Banks, which were never known for speed in technology adoption, seem to be working against McKinsey’s high-speed transformation. From the bank’s perspective, McKinsey’s sprint to unlock AI value may be too much and too fast, given their justifiable fear of AI risks and challenges with their tech stack.
So when McKinsey comes out with statements like this, many bankers just cringe:
“To create sustainable value, banks need to put AI first and revamp the entire technology stack. The rise of innovative technologies such as gen AI has prompted an update to the technology stack from a previous version published in 2020.”
At the start of 2025, most banks' tech stacks date to 2015, not 2020! So, McKinsey's push for banks to transform themselves and “revamp their tech stack” will be met with a shrug from most bankers.

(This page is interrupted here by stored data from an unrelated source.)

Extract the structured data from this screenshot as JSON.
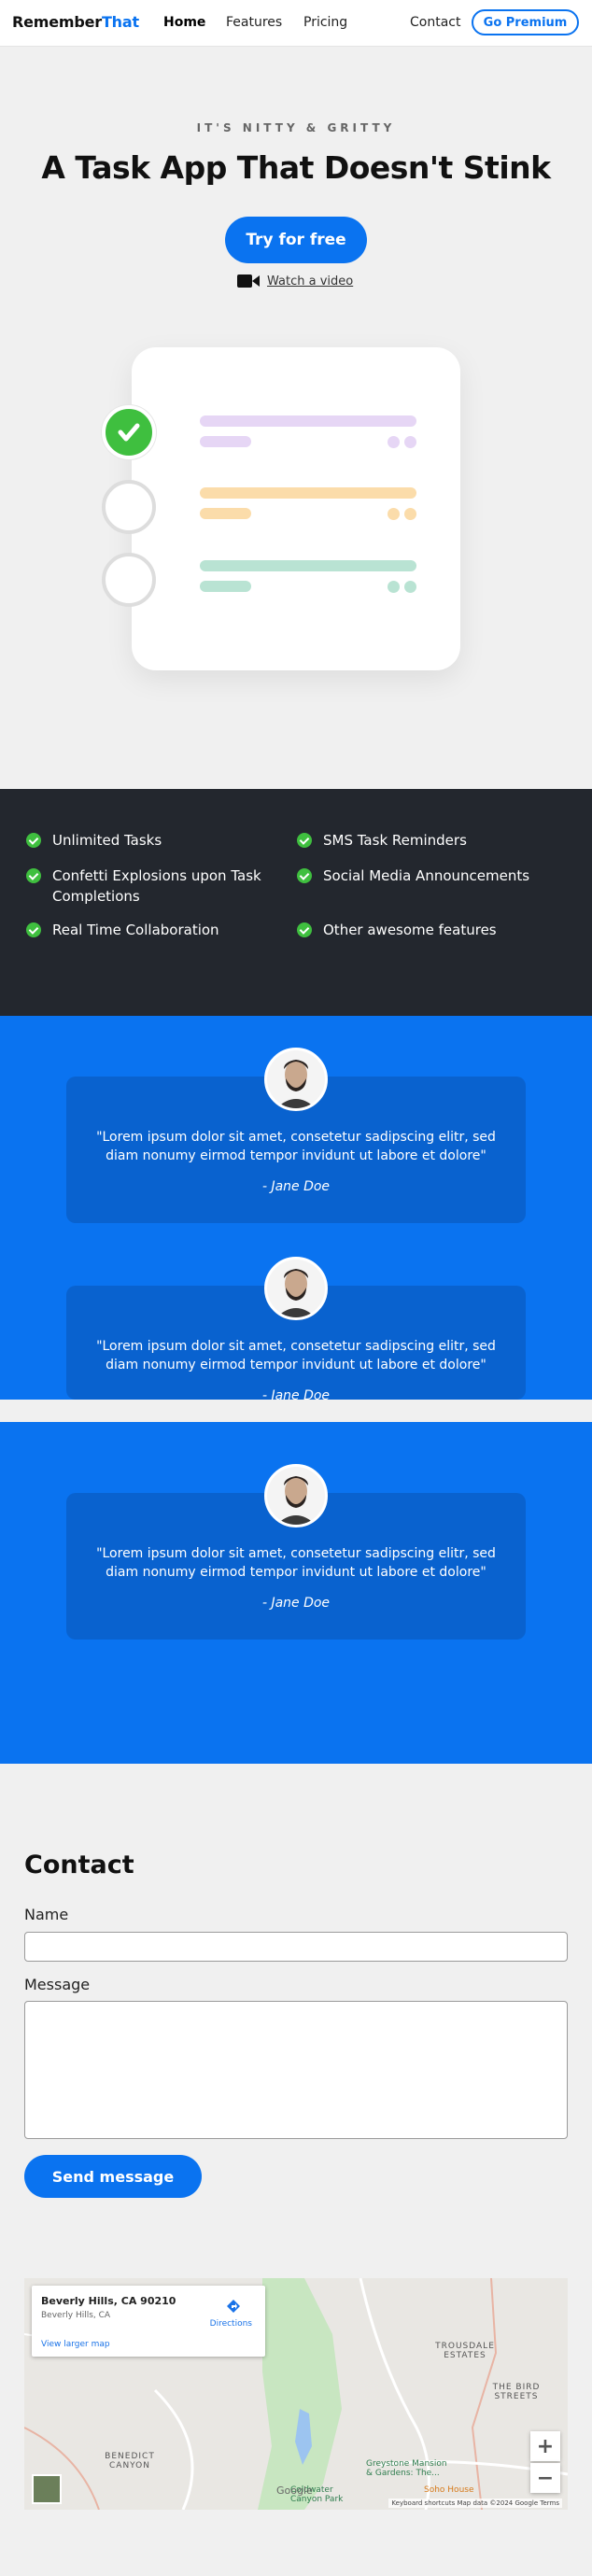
{
  "nav": {
    "brand_part1": "Remember",
    "brand_part2": "That",
    "links": [
      "Home",
      "Features",
      "Pricing",
      "Contact"
    ],
    "premium": "Go Premium"
  },
  "hero": {
    "eyebrow": "IT'S NITTY & GRITTY",
    "title": "A Task App That Doesn't Stink",
    "cta": "Try for free",
    "watch": "Watch a video"
  },
  "illustration": {
    "rows": [
      {
        "bar_color": "#e6d6f5",
        "dot_color": "#e6d6f5",
        "checked": true
      },
      {
        "bar_color": "#fbdcaa",
        "dot_color": "#fbdcaa",
        "checked": false
      },
      {
        "bar_color": "#b9e3d3",
        "dot_color": "#b9e3d3",
        "checked": false
      }
    ],
    "check_color": "#3fbf3f"
  },
  "features": [
    "Unlimited Tasks",
    "SMS Task Reminders",
    "Confetti Explosions upon Task Completions",
    "Social Media Announcements",
    "Real Time Collaboration",
    "Other awesome features"
  ],
  "testimonials": [
    {
      "quote": "\"Lorem ipsum dolor sit amet, consetetur sadipscing elitr, sed diam nonumy eirmod tempor invidunt ut labore et dolore\"",
      "author": "- Jane Doe"
    },
    {
      "quote": "\"Lorem ipsum dolor sit amet, consetetur sadipscing elitr, sed diam nonumy eirmod tempor invidunt ut labore et dolore\"",
      "author": "- Jane Doe"
    },
    {
      "quote": "\"Lorem ipsum dolor sit amet, consetetur sadipscing elitr, sed diam nonumy eirmod tempor invidunt ut labore et dolore\"",
      "author": "- Jane Doe"
    }
  ],
  "contact": {
    "title": "Contact",
    "name_label": "Name",
    "message_label": "Message",
    "send": "Send message"
  },
  "map": {
    "place": "Beverly Hills, CA 90210",
    "sub": "Beverly Hills, CA",
    "directions": "Directions",
    "larger": "View larger map",
    "label_trousdale": "TROUSDALE ESTATES",
    "label_bird": "THE BIRD STREETS",
    "label_benedict": "BENEDICT CANYON",
    "label_greystone": "Greystone Mansion & Gardens: The...",
    "label_coldwater": "Coldwater Canyon Park",
    "label_soho": "Soho House",
    "footer": "Keyboard shortcuts   Map data ©2024 Google   Terms",
    "google": "Google",
    "zoom_in": "+",
    "zoom_out": "−"
  },
  "colors": {
    "accent": "#0a73f0",
    "dark": "#23272e",
    "success": "#3fbf3f"
  }
}
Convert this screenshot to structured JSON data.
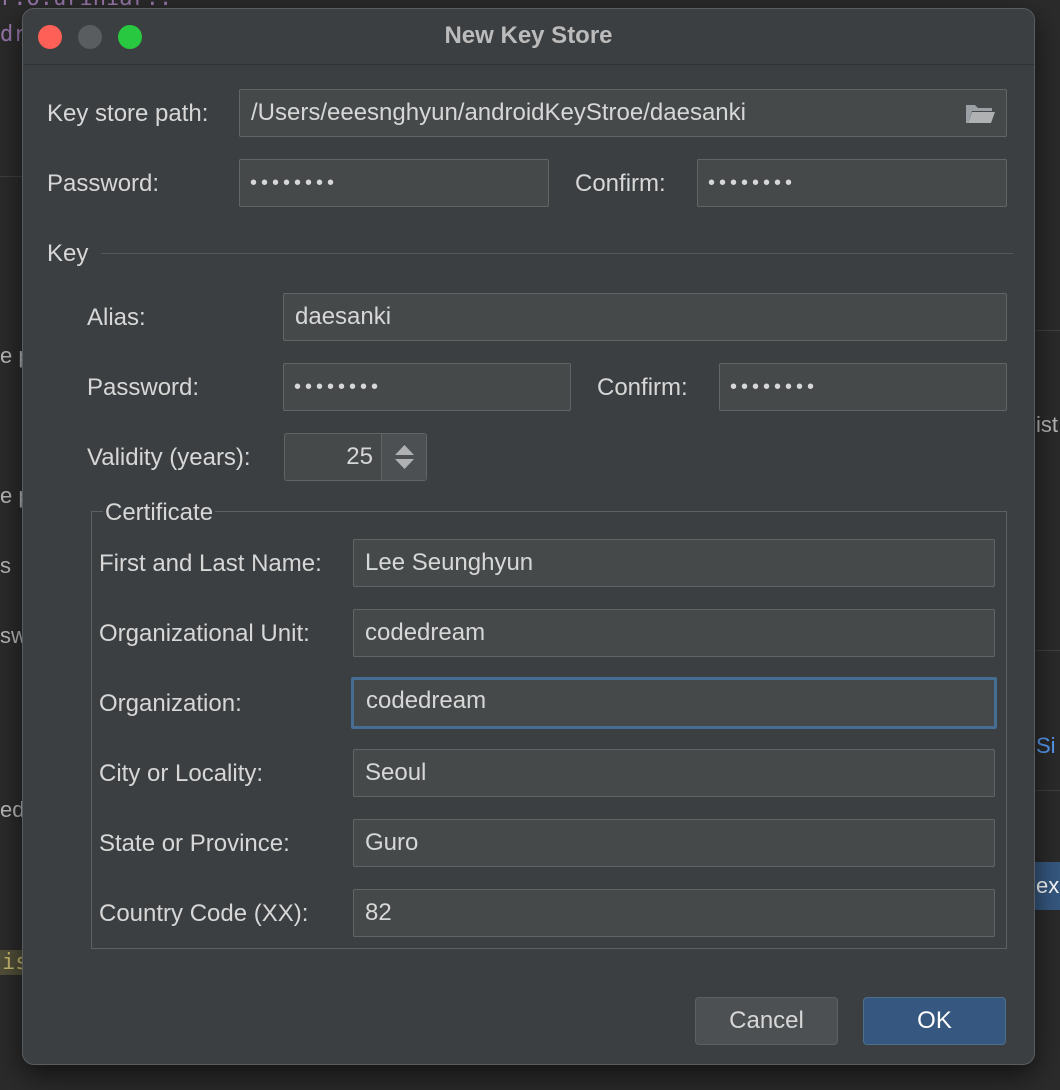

AI will transform banking, there is no doubt. How fast that transformation will come is another story, and McKinsey’s urgency appears increasingly out of touch with most banker’s reality.
👉AI-First Bank Essentials
🔹 Reimagining the customer experience by providing personalized offers and streamlined, frictionless use across various devices for bank-owned platforms as well as partner ecosystems.
🔹 Using AI to help with decision-making, significantly enhancing productivity by building the architecture required to generate real-time analytical insights and translating them into messages addressing precise customer needs.
🔹 Modernizing core technology required for the backbone of the AI capability stack, including automated cloud provisioning, an application programming interface, and streamlined architecture to enable continuous, secure data exchange among various parts of the bank.
🔹 Setting up a platform operating model that brings together the right talent, culture, and organizational design.